Фини-Глаз, онемев, вытаращился на Крамугаса.

— И мне кажется, для этого вы… очень даже подойдете! — радостно заверил тот.

22. Расплата и позор

Драмы не случилось.

Его конечно же спасли в последнюю секунду — службы неусыпного слеженья и отлова, как и водится, сработали отменно — и, приставивши к нему отборную охрану (на Земле охранников всегда играли те же, кто изображал в других спектаклях несгибаемых героев, бойких активистов, палачей, насильников, церковных проповедников, больших начальников и душегубцев — словом, самых ярких выразителей сомнительных устоев всех эпох), отправили обратно на планету, в Медицинский Центр при Институте, исследующем пограничные состояния между жизнью и смертью (Институт, исследующий пограничные состояния между смертью и жизнью, наотрез отказался иметь дело с мерзавцем, поскольку клиентами данной конторы были только люди, которых народные власти высочайше одобрили еще за многие годы до того).

На Земле давненько уже не случалось чего-либо такого, по всем статьям из ряда вон выходящего, — разве что в отдельных срамных исторических действах, но это не в счет, — поэтому теперь происшествие с Фини-Глазом грозило с очевидностью перерасти в громогласный, образцово-показательный, незабываемый процесс, каковой в качестве нетленного нового факта Истории надлежало включить в круг музейно-непременных представлений для не шибко грамотных туристов и учащихся начальных классов.
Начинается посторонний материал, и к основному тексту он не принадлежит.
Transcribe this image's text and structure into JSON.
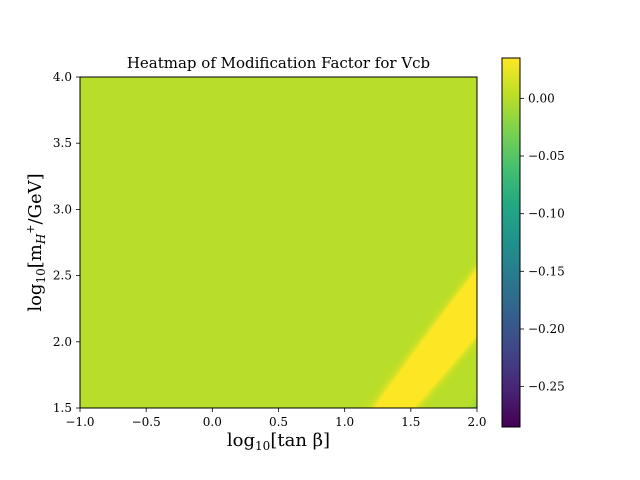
{
  "chart_data": {
    "type": "heatmap",
    "title": "Heatmap of Modification Factor for Vcb",
    "xlabel": {
      "base": "log",
      "sub": "10",
      "body": "[tan β]"
    },
    "ylabel": {
      "base": "log",
      "sub": "10",
      "body": "[m",
      "body_sub": "H",
      "body_sup": "+",
      "body_tail": "/GeV]"
    },
    "x_range": [
      -1.0,
      2.0
    ],
    "y_range": [
      1.5,
      4.0
    ],
    "x_ticks": [
      -1.0,
      -0.5,
      0.0,
      0.5,
      1.0,
      1.5,
      2.0
    ],
    "x_tick_labels": [
      "−1.0",
      "−0.5",
      "0.0",
      "0.5",
      "1.0",
      "1.5",
      "2.0"
    ],
    "y_ticks": [
      1.5,
      2.0,
      2.5,
      3.0,
      3.5,
      4.0
    ],
    "y_tick_labels": [
      "1.5",
      "2.0",
      "2.5",
      "3.0",
      "3.5",
      "4.0"
    ],
    "colorbar": {
      "colormap": "viridis",
      "range": [
        -0.285,
        0.035
      ],
      "ticks": [
        0.0,
        -0.05,
        -0.1,
        -0.15,
        -0.2,
        -0.25
      ],
      "tick_labels": [
        "0.00",
        "−0.05",
        "−0.10",
        "−0.15",
        "−0.20",
        "−0.25"
      ]
    },
    "field_description": {
      "background_value": 0.0,
      "max_value": 0.035,
      "min_value": -0.285,
      "max_ridge": [
        [
          0.9,
          1.5
        ],
        [
          1.5,
          2.0
        ],
        [
          2.0,
          2.4
        ]
      ],
      "min_corner": [
        2.0,
        1.5
      ]
    },
    "grid": false,
    "legend": "none"
  }
}
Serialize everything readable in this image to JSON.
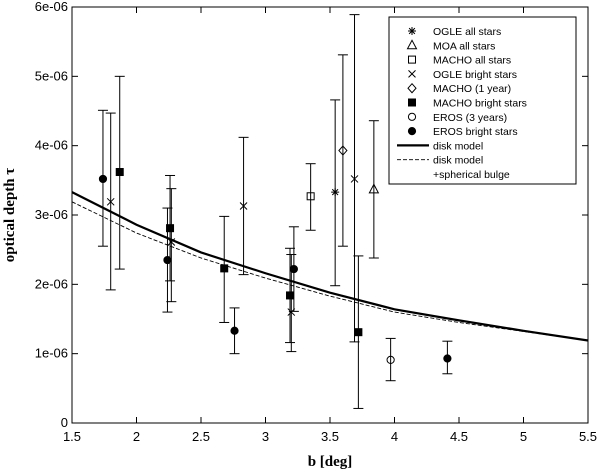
{
  "chart_data": {
    "type": "scatter",
    "xlabel": "b [deg]",
    "ylabel": "optical depth τ",
    "xlim": [
      1.5,
      5.5
    ],
    "ylim": [
      0,
      6e-06
    ],
    "x_ticks": [
      1.5,
      2,
      2.5,
      3,
      3.5,
      4,
      4.5,
      5,
      5.5
    ],
    "x_tick_labels": [
      "1.5",
      "2",
      "2.5",
      "3",
      "3.5",
      "4",
      "4.5",
      "5",
      "5.5"
    ],
    "y_ticks": [
      0,
      1e-06,
      2e-06,
      3e-06,
      4e-06,
      5e-06,
      6e-06
    ],
    "y_tick_labels": [
      "0",
      "1e-06",
      "2e-06",
      "3e-06",
      "4e-06",
      "5e-06",
      "6e-06"
    ],
    "legend_position": "top-right",
    "series": [
      {
        "name": "OGLE all stars",
        "marker": "asterisk",
        "points": [
          {
            "x": 3.54,
            "y": 3.33e-06,
            "ylo": 1.98e-06,
            "yhi": 4.66e-06
          }
        ]
      },
      {
        "name": "MOA all stars",
        "marker": "triangle",
        "points": [
          {
            "x": 3.84,
            "y": 3.37e-06,
            "ylo": 2.38e-06,
            "yhi": 4.36e-06
          }
        ]
      },
      {
        "name": "MACHO all stars",
        "marker": "square",
        "points": [
          {
            "x": 3.35,
            "y": 3.27e-06,
            "ylo": 2.78e-06,
            "yhi": 3.74e-06
          }
        ]
      },
      {
        "name": "OGLE bright stars",
        "marker": "x",
        "points": [
          {
            "x": 1.8,
            "y": 3.19e-06,
            "ylo": 1.92e-06,
            "yhi": 4.47e-06
          },
          {
            "x": 2.27,
            "y": 2.61e-06,
            "ylo": 1.75e-06,
            "yhi": 3.38e-06
          },
          {
            "x": 2.83,
            "y": 3.13e-06,
            "ylo": 2.14e-06,
            "yhi": 4.12e-06
          },
          {
            "x": 3.2,
            "y": 1.6e-06,
            "ylo": 1.03e-06,
            "yhi": 2.43e-06
          },
          {
            "x": 3.69,
            "y": 3.52e-06,
            "ylo": 1.17e-06,
            "yhi": 5.89e-06
          }
        ]
      },
      {
        "name": "MACHO (1 year)",
        "marker": "diamond",
        "points": [
          {
            "x": 3.6,
            "y": 3.93e-06,
            "ylo": 2.55e-06,
            "yhi": 5.31e-06
          }
        ]
      },
      {
        "name": "MACHO bright stars",
        "marker": "filled-square",
        "points": [
          {
            "x": 1.87,
            "y": 3.62e-06,
            "ylo": 2.22e-06,
            "yhi": 5e-06
          },
          {
            "x": 2.26,
            "y": 2.81e-06,
            "ylo": 2.05e-06,
            "yhi": 3.57e-06
          },
          {
            "x": 2.68,
            "y": 2.23e-06,
            "ylo": 1.45e-06,
            "yhi": 2.98e-06
          },
          {
            "x": 3.19,
            "y": 1.84e-06,
            "ylo": 1.16e-06,
            "yhi": 2.52e-06
          },
          {
            "x": 3.72,
            "y": 1.31e-06,
            "ylo": 2.1e-07,
            "yhi": 2.41e-06
          }
        ]
      },
      {
        "name": "EROS (3 years)",
        "marker": "circle",
        "points": [
          {
            "x": 3.97,
            "y": 9.1e-07,
            "ylo": 6.1e-07,
            "yhi": 1.22e-06
          }
        ]
      },
      {
        "name": "EROS bright stars",
        "marker": "filled-circle",
        "points": [
          {
            "x": 1.74,
            "y": 3.52e-06,
            "ylo": 2.55e-06,
            "yhi": 4.51e-06
          },
          {
            "x": 2.24,
            "y": 2.35e-06,
            "ylo": 1.6e-06,
            "yhi": 3.1e-06
          },
          {
            "x": 2.76,
            "y": 1.33e-06,
            "ylo": 1e-06,
            "yhi": 1.66e-06
          },
          {
            "x": 3.22,
            "y": 2.22e-06,
            "ylo": 1.61e-06,
            "yhi": 2.83e-06
          },
          {
            "x": 4.41,
            "y": 9.3e-07,
            "ylo": 7.1e-07,
            "yhi": 1.18e-06
          }
        ]
      }
    ],
    "lines": [
      {
        "name": "disk model",
        "style": "solid",
        "x": [
          1.5,
          2.0,
          2.5,
          3.0,
          3.5,
          4.0,
          4.5,
          5.0,
          5.5
        ],
        "y": [
          3.33e-06,
          2.86e-06,
          2.46e-06,
          2.16e-06,
          1.88e-06,
          1.64e-06,
          1.48e-06,
          1.33e-06,
          1.19e-06
        ]
      },
      {
        "name": "disk model +spherical bulge",
        "style": "dashed",
        "x": [
          1.5,
          2.0,
          2.5,
          3.0,
          3.5,
          4.0,
          4.5,
          5.0,
          5.5
        ],
        "y": [
          3.19e-06,
          2.74e-06,
          2.38e-06,
          2.09e-06,
          1.83e-06,
          1.6e-06,
          1.45e-06,
          1.32e-06,
          1.19e-06
        ]
      }
    ],
    "legend": [
      {
        "label": "OGLE all stars",
        "marker": "asterisk"
      },
      {
        "label": "MOA all stars",
        "marker": "triangle"
      },
      {
        "label": "MACHO all stars",
        "marker": "square"
      },
      {
        "label": "OGLE bright stars",
        "marker": "x"
      },
      {
        "label": "MACHO (1 year)",
        "marker": "diamond"
      },
      {
        "label": "MACHO bright stars",
        "marker": "filled-square"
      },
      {
        "label": "EROS (3 years)",
        "marker": "circle"
      },
      {
        "label": "EROS bright stars",
        "marker": "filled-circle"
      },
      {
        "label": "disk model",
        "marker": "solid-line"
      },
      {
        "label": "disk model",
        "marker": "dashed-line"
      },
      {
        "label": "+spherical bulge",
        "marker": "none"
      }
    ]
  }
}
Так сказать, разбойнику в науку, а другим — в большое предостереженье.

Лучшие медики земного региона — на сей раз настоящие, не ролевые — боролись за жизнь Фини-Глаза.

Атот, исковерканный, поломанный, местами даже обугленный, лежал посреди лекарских хором и, крайне удрученный происшествием, почти что не дышал.